Use Firebase Admin SDK for PHP with Laravel (token reacquisition)

Sep 8, 2020 PHP Laravel Firebase

#Firebase Admin SDK for PHP doesn’t seem to be able to get tokens automatically

For example, Javascript can be obtained with currentUser.getIdToken () as follows. It is convenient because it automatically updates before the expiration date.

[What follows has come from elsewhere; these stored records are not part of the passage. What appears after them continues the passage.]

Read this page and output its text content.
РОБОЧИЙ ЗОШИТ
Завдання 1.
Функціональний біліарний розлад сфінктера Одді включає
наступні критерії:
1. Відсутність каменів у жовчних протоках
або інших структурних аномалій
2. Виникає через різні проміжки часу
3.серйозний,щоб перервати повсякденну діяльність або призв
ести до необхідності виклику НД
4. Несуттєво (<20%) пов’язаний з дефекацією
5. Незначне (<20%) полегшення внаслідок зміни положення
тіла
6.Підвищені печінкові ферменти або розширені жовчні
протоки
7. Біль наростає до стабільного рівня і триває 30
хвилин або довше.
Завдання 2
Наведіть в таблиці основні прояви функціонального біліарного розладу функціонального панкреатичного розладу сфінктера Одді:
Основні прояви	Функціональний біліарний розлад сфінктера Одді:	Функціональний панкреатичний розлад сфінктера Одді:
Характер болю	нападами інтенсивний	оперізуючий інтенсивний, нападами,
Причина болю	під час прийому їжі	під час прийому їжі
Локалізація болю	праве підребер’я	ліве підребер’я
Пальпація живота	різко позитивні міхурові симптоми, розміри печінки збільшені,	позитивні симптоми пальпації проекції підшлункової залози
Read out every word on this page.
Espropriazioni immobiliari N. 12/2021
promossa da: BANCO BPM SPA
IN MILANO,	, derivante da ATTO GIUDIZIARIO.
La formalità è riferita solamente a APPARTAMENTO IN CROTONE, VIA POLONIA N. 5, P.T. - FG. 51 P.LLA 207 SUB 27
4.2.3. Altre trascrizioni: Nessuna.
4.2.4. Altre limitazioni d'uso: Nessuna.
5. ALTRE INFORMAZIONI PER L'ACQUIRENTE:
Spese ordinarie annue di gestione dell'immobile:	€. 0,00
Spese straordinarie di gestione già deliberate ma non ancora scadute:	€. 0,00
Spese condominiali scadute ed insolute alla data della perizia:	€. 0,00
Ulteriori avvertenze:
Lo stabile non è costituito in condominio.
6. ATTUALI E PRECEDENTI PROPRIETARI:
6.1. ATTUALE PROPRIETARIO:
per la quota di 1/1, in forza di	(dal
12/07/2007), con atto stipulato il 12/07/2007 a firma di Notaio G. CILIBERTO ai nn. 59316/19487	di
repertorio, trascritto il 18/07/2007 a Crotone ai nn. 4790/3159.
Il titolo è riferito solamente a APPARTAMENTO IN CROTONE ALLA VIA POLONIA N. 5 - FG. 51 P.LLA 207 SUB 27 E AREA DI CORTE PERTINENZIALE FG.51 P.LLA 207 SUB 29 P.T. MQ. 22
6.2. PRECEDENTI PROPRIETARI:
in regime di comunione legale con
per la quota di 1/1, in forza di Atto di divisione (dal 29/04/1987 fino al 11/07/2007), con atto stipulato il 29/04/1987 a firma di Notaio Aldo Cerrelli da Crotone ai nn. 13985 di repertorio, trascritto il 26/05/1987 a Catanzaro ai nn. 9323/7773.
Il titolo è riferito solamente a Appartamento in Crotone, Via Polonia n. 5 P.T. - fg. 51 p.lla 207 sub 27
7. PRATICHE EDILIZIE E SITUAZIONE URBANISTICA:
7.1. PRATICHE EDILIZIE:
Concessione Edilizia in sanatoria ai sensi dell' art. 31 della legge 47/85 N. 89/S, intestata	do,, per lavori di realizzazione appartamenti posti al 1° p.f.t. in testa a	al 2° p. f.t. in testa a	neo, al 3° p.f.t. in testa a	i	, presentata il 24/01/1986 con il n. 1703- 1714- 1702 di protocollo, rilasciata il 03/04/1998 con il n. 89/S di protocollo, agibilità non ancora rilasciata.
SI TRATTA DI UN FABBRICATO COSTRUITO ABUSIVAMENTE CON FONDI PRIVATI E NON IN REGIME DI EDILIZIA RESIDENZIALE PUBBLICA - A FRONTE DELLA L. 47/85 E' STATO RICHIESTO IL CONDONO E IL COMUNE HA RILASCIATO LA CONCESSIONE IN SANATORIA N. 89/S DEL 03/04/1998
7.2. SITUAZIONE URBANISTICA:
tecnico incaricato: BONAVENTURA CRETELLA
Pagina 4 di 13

firebase.auth (). currentUser.getIdToken (/ * forceRefresh * / true) .then (function (idToken) {
  // Send token to your backend via HTTPS
  // ...
}) .catch (function (error) {
  // Handle error
});

The Firebase Admin SDK for PHP didn’t have similar functionality. I don’t want to log in again every time the token expires.

Solution

    // If you are not logged in
    if (! Session :: get ('token')) {
      $ signInResult = $ this-> auth-> signInAnonymously ();
      Session :: put ('token', $ signInResult-> idToken ());
      Session :: put ('refresh_token', $ signInResult-> refreshToken ());
    }

    // Token authentication
    try {
      $ auth-> verifyIdToken (Session :: get ('token'));
    } catch (\ Exception $ e) {// It is better to narrow down to ExpiredToken here
      // If it expires, reacquire it using the update token
      $ refresh_token = Session :: get ('refresh_token');
      $ signInResult = $ auth-> signInWithRefreshToken ($ refresh_token);
      Session :: put ('token', $ signInResult-> idToken ());
    }

The flow is as follows.

  1. There is refresh_token in the login result, so save it for a session or something.
  2. When the token expires, an exception will be thrown with verifyIdToken (), so get it again with signInWithRefreshToken ()

Timing when refresh token is changed is not so much, so if you want to use it for the time being, I think that the above will be enough.